The Energy Department announced last week that the corridor, originating at a Union Pacific Railroad junction near Caliente, 150 miles northeast of Las Vegas, was its preferred choice for a new rail line to haul spent nuclear fuel to the Yucca site.

DOE officials said they planned to initiate an environmental impact study to determine specific rail alignments within the corridor to the repository site.

Meanwhile Monday, a Nevada-hired transportation expert said he did not think DOE could build a railroad line across challenging terrain without skyrocketing costs and years of delay.

DOE has estimated it could build a 319-mile railroad in 46 months at a cost of $880 million in 2001 dollars.

Robert Halstead, a Wisconsin-based consultant, said Nevada officials have estimated costs at $2.6 billion and a completion timeline of 10 years or longer.

"Caliente is a really tough choice. I've been saying this for years," Halstead said.

A formal notice of DOE's land withdrawal application was published Monday in the Federal Register, initiating a 90-day public comment period. The Bureau of Land Management also plans to hold a public hearing on the matter, but a date has not been set.

Dennis Samuelson, a BLM realty specialist in Reno, said the Interior secretary will decide on DOE's request after environmental studies are completed in about 18 months to two years.

In the meantime, BLM on Monday segregated the land for two years, forbidding new mining claims to be filed on it and preventing the government from disposing of any parcels.

Grazing and recreational use would continue to be allowed, and existing rights of way and leases would be honored during the two-year temporary withdrawal "as long as they do not conflict with the proposed withdrawal," the BLM said.

BLM officials could not say Monday what activities presently take place along the 300-mile stretch of mountain and high desert terrain other than grazing.

If DOE decides to proceed with the rail project after completion of an environmental impact study, its application would likely be narrowed to the actual acreage needed, BLM spokeswoman Jo Simpson said, adding restrictions for other uses would be determined in the final withdrawal order. Pre-existing grazing permits would be honored, she said.

DOE spokesman Allen Benson said Monday the land withdrawal application was routine to allow the department to develop its impact assessments within the corridor.

An environmental impact study issued last year identified issues that DOE will likely confront along the corridor, which runs north toward Panaca and then west. It crosses north of the Nellis Air Force Range and then south, skirting the western edge of the range to Yucca Mountain, about 100 miles northwest of Las Vegas.

Among other things, the corridor study listed impacts to 740 acres of desert tortoise habitat and detailed the proximity of riparian areas where water quality might be affected. It numbered 97 recorded archaeological sites, including three dozen not fully studied for protections as historical sites.

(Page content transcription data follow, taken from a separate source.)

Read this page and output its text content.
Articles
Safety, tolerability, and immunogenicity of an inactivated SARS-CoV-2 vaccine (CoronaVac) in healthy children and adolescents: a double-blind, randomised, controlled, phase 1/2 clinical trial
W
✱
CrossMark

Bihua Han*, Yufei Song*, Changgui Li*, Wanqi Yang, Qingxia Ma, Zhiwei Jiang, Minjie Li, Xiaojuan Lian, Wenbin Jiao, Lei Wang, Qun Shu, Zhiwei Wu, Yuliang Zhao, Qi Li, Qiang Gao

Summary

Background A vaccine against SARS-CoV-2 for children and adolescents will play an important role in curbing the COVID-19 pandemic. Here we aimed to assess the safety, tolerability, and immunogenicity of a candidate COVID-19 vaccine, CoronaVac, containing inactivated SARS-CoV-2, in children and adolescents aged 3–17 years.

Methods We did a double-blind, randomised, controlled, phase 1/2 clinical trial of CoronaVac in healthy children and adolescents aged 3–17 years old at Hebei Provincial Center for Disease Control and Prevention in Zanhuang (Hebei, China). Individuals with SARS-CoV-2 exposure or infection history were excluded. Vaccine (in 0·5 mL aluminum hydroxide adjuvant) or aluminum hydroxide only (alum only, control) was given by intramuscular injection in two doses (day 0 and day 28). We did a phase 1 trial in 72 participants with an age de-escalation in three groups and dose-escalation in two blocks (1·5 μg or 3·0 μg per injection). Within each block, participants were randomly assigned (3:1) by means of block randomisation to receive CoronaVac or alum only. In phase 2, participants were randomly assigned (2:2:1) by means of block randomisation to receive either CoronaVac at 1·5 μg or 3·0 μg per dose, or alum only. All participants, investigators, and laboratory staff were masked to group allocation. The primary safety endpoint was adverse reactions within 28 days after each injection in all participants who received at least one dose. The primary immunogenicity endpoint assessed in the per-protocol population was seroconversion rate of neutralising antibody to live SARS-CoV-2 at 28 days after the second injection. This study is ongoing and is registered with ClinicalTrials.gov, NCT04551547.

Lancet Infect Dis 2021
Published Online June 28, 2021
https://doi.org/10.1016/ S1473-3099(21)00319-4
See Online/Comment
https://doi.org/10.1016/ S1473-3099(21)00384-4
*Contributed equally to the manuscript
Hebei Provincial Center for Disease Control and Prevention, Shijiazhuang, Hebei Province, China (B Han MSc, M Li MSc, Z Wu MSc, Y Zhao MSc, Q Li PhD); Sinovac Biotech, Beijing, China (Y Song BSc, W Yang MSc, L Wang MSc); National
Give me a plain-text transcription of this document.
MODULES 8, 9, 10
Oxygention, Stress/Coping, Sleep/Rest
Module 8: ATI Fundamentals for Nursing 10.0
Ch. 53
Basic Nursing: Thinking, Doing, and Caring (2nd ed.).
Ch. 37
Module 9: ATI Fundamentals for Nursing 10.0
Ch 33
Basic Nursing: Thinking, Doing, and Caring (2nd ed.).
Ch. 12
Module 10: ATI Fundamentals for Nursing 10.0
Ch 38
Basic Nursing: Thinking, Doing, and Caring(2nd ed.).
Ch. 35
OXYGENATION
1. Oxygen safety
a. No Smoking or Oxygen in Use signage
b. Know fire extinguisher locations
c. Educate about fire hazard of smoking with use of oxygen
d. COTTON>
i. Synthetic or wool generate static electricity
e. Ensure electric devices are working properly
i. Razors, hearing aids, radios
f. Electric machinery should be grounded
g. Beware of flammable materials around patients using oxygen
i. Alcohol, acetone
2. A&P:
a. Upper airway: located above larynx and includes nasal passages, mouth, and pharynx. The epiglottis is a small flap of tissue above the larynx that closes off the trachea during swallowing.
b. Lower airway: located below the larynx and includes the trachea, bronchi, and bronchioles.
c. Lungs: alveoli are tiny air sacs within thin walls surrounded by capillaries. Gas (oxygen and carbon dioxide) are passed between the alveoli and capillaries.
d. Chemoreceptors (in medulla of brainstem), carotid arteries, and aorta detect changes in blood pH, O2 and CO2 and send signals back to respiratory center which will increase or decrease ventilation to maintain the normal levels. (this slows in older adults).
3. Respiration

DOE applied for a 20-year land withdrawal, which Simpson said was customary. She said DOE would need to apply for extensions to continue use of the land beyond that period. The department plans to ship nuclear waste to Yucca Mountain over a period of two dozen years once it opens.

Halstead said the department is underestimating the job ahead.

"They are talking about going through a range of mountain passes that are 4,000 to 6,000 feet," Halstead said. "I'm not sure the route they've laid out would be feasible without switchbacks and tunnels."

Between the mountains, "you do have lots and lots of environmentally sensitive areas and a lot of difficult soils you are working on," Halstead said. "Add in the seismic issues and flooding issues and this is one hell of a good old engineering challenge to build this sucker."

DOE spokesman Joe Davis said he would not respond to the assessment.

"Halstead says a lot of things, most of which I find unnecessary to respond to with a comment," Davis said in an e-mail message. "Today is no different."

Beyond the technical challenges, Halstead said Nevada officials plan to put legal and procedural roadblocks in front of the railroad line.

One of the state's lawsuits against the Yucca project charges DOE illegally "segmented" the repository project, failing to complete transportation studies before recommending the Nevada site for nuclear waste burial.

"Nevada will use every available tactic appropriately open to us," Halstead said, adding Nevada's congressional delegation may pursue legislation to block the plan by designating restrictive wilderness study areas along the corridor.

Halstead also predicted private landowners will be poised to sue DOE for jeopardizing the value of developable property along the corridor.